Detecting ADP-heptose during bacterial infection: what for? – ADPH-WHAT4

Innate immunity constitutes the first line of defense against pathogens and conditions the onset of acquired immunity. The molecular mechanisms underlying its activation and regulation are therefore of particular interest for understanding the determinants that impact the outcome of infections, and for identifying targets for new treatments. During bacterial infection, bacteria are detected by Pathogen Recognition Receptors (PRRs) on immune cells and on “non-professional” immune cells, such as epithelial cells, which act as sentinels. Following binding to Pathogen-Associated Molecular Patterns (PAMPs), PRRs trigger pro-inflammatory signaling pathways that result in the secretion of a broad range of immune effectors such as cytokines, chemokines and antimicrobial peptides.

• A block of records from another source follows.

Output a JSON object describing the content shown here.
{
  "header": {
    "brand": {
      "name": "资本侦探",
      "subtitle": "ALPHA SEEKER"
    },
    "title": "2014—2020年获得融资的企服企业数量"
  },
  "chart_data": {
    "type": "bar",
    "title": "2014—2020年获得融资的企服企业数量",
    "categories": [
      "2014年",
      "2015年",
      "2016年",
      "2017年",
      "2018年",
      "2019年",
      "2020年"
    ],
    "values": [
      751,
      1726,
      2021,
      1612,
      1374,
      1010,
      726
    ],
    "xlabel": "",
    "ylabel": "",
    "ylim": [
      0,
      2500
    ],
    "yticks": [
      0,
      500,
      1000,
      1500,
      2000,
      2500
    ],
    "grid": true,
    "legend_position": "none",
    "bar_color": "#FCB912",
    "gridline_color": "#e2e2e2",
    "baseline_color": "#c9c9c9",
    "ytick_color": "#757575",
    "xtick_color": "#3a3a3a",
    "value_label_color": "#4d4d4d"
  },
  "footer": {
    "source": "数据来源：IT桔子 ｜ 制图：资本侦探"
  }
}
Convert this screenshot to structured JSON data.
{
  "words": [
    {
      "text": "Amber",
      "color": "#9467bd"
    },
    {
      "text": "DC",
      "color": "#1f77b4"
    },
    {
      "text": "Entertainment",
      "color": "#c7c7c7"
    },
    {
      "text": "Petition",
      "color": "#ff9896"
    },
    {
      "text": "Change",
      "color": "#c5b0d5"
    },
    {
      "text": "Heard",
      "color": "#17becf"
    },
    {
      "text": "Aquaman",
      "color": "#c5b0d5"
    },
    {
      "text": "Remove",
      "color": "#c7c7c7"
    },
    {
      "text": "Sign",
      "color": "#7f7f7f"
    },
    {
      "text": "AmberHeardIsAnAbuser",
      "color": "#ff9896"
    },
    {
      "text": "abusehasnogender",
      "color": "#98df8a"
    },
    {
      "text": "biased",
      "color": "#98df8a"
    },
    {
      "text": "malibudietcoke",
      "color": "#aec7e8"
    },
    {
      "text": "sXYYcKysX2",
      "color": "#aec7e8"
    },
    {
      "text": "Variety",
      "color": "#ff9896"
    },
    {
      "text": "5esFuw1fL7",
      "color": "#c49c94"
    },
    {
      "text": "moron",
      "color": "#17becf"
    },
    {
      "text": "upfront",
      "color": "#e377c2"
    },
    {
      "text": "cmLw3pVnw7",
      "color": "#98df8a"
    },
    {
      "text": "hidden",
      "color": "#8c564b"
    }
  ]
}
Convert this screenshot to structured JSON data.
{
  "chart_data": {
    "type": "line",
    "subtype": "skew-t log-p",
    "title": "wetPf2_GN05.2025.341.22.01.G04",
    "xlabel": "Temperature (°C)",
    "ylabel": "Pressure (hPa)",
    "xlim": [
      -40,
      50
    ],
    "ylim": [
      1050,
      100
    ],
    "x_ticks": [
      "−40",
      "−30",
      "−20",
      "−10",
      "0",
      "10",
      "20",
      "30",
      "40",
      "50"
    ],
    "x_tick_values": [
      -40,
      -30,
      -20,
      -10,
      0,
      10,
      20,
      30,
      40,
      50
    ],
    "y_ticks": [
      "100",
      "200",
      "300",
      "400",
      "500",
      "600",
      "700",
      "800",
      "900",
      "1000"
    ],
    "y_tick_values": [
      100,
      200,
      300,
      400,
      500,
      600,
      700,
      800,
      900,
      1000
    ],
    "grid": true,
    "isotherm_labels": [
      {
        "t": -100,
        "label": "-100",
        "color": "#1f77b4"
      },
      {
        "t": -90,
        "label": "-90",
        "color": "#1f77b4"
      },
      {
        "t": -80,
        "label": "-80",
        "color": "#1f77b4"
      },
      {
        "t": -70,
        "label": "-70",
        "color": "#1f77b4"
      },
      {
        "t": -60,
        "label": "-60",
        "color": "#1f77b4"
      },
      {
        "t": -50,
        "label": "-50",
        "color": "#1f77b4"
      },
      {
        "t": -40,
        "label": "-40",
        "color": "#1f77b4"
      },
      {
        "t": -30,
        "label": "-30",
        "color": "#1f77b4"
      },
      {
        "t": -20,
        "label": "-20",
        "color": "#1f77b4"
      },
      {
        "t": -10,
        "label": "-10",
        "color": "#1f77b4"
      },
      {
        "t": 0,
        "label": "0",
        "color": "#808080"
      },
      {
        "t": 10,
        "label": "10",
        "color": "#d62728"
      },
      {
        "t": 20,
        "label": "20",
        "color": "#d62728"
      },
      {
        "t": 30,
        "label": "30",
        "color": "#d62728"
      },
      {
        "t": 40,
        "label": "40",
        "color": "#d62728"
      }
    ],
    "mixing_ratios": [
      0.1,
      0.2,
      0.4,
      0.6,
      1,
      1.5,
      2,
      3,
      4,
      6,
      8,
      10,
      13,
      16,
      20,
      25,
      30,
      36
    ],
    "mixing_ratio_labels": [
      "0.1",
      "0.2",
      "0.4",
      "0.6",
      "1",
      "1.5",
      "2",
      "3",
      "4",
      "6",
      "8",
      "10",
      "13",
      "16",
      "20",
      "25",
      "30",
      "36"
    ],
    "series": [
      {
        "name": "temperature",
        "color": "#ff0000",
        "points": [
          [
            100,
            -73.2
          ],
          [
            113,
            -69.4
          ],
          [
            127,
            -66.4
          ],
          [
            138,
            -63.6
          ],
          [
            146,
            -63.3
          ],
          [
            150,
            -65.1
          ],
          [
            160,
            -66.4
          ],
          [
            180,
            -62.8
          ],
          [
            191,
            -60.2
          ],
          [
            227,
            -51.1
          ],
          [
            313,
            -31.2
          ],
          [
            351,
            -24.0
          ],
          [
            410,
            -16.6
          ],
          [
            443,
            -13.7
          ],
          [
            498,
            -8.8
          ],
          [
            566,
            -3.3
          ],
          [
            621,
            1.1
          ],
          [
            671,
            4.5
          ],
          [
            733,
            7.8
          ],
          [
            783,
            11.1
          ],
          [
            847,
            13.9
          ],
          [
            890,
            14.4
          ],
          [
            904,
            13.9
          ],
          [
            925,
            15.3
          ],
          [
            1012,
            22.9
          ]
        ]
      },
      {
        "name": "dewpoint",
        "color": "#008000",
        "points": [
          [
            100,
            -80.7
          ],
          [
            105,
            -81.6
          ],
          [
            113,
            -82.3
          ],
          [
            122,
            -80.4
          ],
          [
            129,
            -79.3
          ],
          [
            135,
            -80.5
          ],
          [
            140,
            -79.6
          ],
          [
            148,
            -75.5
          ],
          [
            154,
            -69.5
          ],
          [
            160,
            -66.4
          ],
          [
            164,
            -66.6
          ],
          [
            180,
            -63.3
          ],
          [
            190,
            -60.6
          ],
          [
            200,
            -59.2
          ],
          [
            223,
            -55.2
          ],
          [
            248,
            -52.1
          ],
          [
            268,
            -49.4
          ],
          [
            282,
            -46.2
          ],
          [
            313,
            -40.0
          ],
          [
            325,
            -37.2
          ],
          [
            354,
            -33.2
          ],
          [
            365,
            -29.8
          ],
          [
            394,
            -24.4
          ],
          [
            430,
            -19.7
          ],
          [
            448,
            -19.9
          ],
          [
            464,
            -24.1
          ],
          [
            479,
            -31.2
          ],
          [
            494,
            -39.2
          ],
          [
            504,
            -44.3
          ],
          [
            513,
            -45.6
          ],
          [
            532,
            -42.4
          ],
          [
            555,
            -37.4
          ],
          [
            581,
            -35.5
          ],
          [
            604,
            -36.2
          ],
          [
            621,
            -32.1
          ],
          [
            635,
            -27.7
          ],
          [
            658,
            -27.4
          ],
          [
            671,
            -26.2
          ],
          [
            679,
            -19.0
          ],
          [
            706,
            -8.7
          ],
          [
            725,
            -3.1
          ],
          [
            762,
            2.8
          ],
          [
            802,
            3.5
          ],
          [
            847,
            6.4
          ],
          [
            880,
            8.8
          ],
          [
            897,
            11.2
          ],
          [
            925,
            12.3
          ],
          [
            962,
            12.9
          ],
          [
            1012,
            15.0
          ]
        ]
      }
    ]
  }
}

ADP-heptose was recently described as a new bacterial PAMP. It is a soluble metabolite of the lipopolysaccharide inner core biosynthetic pathway of most Gram-negative bacteria. Once in the host cell cytoplasm, it binds to alpha-protein kinase 1 (ALPK1), an atypical kinase which acts as a PRR. In turn, ALPK1 phosphorylates adaptor TIFA proteins, a process that triggers their oligomerization in large structures called TIFAsomes, the activation of TRAF6 and NF-kB and the expression of pro-inflammatory genes. Although the ADPH/ALPK1/TIFA pathway is activated by a growing number of pathogenic bacteria, it remains very poorly characterized. The goals of the ADPH-WHAT4 project are to determine how ADP-heptose is delivered into cells during infection, understand its potential contribution to the spread of inflammation within the infected epithelium, and to characterize its impact on the anti-infectious activities of neutrophils.